Day 1 Hearing: Private Sector Reservations for Local Candidates in HaryanaPrivate Sector Reservations for Local Candidates in Haryana
On February 17th 2022, the Supreme Court set aside an Interim Order of the Punjab & Haryana High Court that stayed the implementation of a Haryana law providing 75% reservations for domiciled candidates in the private sector. Much to the relief of counsels for industries’ associations based in Haryana—Senior Advocates Dushyant Dave and Shyam Divan—the Bench said that no ‘coercive action’ would be taken against employers who failed to abide by the Act.
The hearings began with Solicitor General Tushar Mehta, appearing on behalf of the State of Haryana, producing a list of states that had similar laws before the Bench consisting of Justices L. Nageswara Rao and B.R. Gavai. Andhra Pradesh, Maharashtra, Haryana and Jharkhand were the states that had enacted laws providing domicile reservations in the private sector. Mr. Mehta requested that the State be allowed to file a transfer petition bringing all these State laws before the Supreme Court. He further requested that the Court stay the Punjab & Haryana High Court’s Interim Order. He claimed that 38,000 workers had already registered under the Act, and that the Interim Order adversely affected them. He reiterated that the Act applied only to those employees who earned less that Rs. 30,000 per month.
Rao J interjected, emphasising the enormity of the law’s consequences. This law had the ability to affect the 4 crore migrant workers in the State. Mr. Mehta responded that the law was enacted precisely to regulate migrants from settling in the area. Migrants were responsible for slums and a host of other environmental issues. Importantly, he stressed, the High Court’s Interim Order does not record any reasons.
The Court appeared to side with this argument, with Rao J saying that a law may be set aside only on grounds of patent illegality or unconstitutionality. There is a presumption of the constitutionality of a statute. The High Court Order did not appear to provide any reasons.
Mr. Dave said that the High Court was anyway due to hear the matter on April 18th.
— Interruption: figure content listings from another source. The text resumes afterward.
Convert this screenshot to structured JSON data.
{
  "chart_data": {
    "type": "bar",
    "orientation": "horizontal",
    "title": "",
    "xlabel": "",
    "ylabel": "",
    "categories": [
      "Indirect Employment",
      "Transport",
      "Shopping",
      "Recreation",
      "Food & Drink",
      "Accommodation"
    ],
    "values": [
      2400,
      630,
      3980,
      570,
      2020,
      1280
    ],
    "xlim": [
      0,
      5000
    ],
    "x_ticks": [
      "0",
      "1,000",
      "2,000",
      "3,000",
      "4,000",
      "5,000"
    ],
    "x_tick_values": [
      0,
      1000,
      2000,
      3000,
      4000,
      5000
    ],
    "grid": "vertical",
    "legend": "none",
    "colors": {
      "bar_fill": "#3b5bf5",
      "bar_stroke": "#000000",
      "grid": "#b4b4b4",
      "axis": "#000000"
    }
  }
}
He stated vociferously that as per Article 16(3) of the Constitution of India, 1950, only Parliament was empowered to create such a law. The Haryana Act was void ab initio.
Justice B.R. Gavai said that the larger question at stake is not Article 16(3) but Article 19(6) of the Constitution, which deals with the reasonable restrictions that may be imposed on the Right to Trade.
The Bench expressed consternation at the absence of reasoning in the High Court’s Order. Mr. Shyam Divan in response proposed three possible courses of action. First, he said that the Supreme Court could order the High Court to hear the case on a day- to-day basis. In the alternative, the Court could treat the High Court’s Order as an Ad Interim Oder, directing the High Court to provide a detailed explanation of its Order. Finally, he suggested that in the event that the Supreme Court decided to vacate the High Court’s Interim Order, the Supreme Court may direct that no coercive steps may be taken against employers who failed to follow the provisions of the Act. He grew increasingly emphatic, raising his voice perceptibly while declaring that the Act attacked the very idea of India as a Constitutional unit.
The Supreme Court adopted Mr. Divan’s third course of action. It stated that the Interim Order of the Punjab & Haryana High Court would be set aside, and in the meantime no coercive steps would be taken against employers under the Act.
The Special Leave Petition filed by the State of Haryana was dismissed, and the High Court was directed to hear the matter expeditiously.